After I spent a half-hour journaling this morning about where I want to be in ten years, the novelist M.J. Rose emailed me about her experiences with five-year plans (see yesterday's post):
As for your five year plan. I have tried it twice.
First time failed miserably, second time succeeded but only three weeks before the end date. I think the trick with a five year plan is to be flexible and reevaluate it all the time.
Meaning - first time I said I'd get published in five years but never stopped to check on how I was doing or if I needed to change the way I was going about it. Next time I did it, I not only said I'd get published in five years but I set out a year by year plan of what had to happen each year so that I'd get to the end.
And be prepared to scrap the way you are going about reaching the goal half way through.
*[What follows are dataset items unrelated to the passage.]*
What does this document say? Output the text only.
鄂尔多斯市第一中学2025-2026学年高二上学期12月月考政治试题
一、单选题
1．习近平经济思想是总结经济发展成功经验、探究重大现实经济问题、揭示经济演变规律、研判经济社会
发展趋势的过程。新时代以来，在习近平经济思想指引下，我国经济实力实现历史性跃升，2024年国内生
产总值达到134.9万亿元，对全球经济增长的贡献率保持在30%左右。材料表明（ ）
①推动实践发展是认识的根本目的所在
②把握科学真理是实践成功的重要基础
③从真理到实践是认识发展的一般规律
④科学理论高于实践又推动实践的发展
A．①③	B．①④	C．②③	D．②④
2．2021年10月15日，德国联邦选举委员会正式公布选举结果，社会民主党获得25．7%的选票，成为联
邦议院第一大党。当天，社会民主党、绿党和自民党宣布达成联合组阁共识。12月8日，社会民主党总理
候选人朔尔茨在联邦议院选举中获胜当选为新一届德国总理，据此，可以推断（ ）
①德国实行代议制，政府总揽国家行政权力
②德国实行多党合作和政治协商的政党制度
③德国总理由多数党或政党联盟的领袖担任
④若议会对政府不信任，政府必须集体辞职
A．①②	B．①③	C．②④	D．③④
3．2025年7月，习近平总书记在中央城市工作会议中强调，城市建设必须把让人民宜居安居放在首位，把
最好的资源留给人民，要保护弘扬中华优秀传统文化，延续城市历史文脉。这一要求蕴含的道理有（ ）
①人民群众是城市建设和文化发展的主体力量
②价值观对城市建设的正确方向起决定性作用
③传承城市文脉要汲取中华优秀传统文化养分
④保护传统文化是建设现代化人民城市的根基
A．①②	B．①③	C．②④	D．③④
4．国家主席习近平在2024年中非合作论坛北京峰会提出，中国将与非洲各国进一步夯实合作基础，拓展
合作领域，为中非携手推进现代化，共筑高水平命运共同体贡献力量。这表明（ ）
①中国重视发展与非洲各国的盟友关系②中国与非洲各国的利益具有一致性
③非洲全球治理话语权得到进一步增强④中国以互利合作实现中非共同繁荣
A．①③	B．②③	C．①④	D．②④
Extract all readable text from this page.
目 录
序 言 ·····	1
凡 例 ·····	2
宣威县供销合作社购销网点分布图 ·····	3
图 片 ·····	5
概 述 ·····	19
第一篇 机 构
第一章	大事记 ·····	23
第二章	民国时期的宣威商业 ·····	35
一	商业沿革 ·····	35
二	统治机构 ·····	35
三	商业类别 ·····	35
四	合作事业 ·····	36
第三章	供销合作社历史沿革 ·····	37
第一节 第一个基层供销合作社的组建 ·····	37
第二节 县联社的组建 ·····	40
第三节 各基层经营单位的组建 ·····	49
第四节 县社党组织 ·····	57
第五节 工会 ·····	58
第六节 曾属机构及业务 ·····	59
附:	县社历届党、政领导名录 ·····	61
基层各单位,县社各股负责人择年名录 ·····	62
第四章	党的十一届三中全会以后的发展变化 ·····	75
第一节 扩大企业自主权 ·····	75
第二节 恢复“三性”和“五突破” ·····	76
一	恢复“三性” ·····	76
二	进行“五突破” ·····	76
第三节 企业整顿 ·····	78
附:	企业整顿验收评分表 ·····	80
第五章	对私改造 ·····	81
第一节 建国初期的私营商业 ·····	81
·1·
With my second try I realized that trying to get published the way I'd read about and the way the industry usually worked was not going to work and so year three I took a new direction. Year five I got the original goal. But the way I got there was like flying from Boston, via China, to get to New York.
Cheers,
M.J.
Thanks, M.J.! Once I thought about her advice, I rushed over to her website, to try to find out how she got published that was not the way she'd read about or how these things usually work.
After receiving some intriguing rejections, she decided to self-publish her first novel online and rally 'round some strategic internet marketing techniques. The rest, as they say, is history. I love it!!!
Anybody else want to share your experiences with five-year or ten-year plans? How about trying it right now and then email your thoughts?
Rats! I hear Ken at the door, expecting that hot meal which is not ready. I'll give you the whole scoop and my take on it tomorrow.